I am in State Villa number 12, not far from Tiananmen Square, where Baroness Ashton is meeting with Dai Bingguo, State Councillor, China's top diplomat.
Opulent surroundings, table being set for lunch in the banquet hall in the adjoining room.
We are waiting for a press conference, although conference is perhaps stretching it.
The Chinese have banned any questions, according to an EU diplomat. Why? They don't want to talk publicly about anything at this sensitive time, I'm discreetly told.
Sensitive time? That refers to the leadership handover scheduled for October or November this year which has been overshadowed by the Bo Xilai scandal and internal power struggles.
Also, Baroness Ashton will raise the subject of Human Rights, as all Western leaders do when they come on official visits.
The Chinese don't want any journalists raising questions about Tibet or forced abortions for example.

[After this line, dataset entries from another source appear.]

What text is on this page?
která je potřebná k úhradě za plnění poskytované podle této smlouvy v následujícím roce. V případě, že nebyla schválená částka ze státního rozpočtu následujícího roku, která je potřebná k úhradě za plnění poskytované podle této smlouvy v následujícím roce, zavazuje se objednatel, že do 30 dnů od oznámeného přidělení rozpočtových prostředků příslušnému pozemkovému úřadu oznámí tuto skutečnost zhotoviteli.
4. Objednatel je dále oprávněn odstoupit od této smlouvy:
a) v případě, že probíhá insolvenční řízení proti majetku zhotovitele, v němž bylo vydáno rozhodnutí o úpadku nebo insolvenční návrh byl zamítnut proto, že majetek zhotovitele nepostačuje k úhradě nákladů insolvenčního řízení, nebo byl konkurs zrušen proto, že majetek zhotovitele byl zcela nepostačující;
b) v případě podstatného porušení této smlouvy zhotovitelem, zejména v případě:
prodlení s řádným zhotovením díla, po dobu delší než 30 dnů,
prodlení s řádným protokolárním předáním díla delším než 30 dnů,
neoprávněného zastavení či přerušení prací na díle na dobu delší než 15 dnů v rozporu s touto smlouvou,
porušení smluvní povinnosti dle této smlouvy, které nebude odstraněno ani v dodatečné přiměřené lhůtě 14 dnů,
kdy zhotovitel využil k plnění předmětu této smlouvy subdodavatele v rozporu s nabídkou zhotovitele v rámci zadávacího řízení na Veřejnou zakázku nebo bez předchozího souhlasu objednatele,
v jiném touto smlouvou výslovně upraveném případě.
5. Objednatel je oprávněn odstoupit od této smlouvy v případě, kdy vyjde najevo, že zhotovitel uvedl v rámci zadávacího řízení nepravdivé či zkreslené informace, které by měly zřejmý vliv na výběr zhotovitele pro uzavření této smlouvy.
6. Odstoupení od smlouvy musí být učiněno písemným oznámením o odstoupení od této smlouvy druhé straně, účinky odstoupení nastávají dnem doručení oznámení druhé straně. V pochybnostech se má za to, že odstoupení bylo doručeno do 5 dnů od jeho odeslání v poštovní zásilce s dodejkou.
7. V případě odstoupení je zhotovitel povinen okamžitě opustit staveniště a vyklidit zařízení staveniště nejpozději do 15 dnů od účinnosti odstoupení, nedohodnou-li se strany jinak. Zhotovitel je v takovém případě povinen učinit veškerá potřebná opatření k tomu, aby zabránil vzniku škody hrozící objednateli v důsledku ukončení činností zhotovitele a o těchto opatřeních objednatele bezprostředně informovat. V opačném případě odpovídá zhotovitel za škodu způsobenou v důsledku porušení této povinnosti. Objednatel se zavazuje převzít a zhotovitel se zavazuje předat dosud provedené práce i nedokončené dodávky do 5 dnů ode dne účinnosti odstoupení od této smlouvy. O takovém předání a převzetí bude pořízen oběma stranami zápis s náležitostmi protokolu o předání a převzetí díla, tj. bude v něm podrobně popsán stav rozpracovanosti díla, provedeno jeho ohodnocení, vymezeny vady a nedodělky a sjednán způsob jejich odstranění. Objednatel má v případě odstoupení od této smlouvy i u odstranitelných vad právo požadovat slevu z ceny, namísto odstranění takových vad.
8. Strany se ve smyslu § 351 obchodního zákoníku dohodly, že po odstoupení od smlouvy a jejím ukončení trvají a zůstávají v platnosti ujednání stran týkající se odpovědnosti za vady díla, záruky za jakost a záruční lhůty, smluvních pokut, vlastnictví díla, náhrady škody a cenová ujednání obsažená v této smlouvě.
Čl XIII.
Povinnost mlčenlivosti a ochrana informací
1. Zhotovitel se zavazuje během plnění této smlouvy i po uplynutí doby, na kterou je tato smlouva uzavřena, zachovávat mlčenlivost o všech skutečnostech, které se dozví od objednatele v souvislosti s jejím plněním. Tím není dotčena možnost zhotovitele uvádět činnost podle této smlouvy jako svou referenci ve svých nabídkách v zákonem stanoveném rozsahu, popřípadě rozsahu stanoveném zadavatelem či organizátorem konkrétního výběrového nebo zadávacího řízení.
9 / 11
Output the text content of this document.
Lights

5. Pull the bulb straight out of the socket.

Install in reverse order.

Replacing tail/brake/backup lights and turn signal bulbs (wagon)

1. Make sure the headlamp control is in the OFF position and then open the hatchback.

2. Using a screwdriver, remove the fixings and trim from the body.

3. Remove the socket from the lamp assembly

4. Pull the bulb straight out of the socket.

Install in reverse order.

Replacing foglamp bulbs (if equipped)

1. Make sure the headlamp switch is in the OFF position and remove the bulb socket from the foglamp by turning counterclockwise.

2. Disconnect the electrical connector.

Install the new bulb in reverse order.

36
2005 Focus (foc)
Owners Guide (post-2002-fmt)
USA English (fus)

So although Baroness Ashton represents the electorates of 27 countries we will not be able to ask her a question as she visits the world's second largest economy and emerging super power.
Not quite the democratic openness the EU promotes.
Slowdown of the world's second largest economy
Diesel consumption in China down by 10% in June compared with same month last year, according to leading economist. Another revealing indication of slowdown in China.
Second quarter GDP figures out this week expected to be lowest for some years.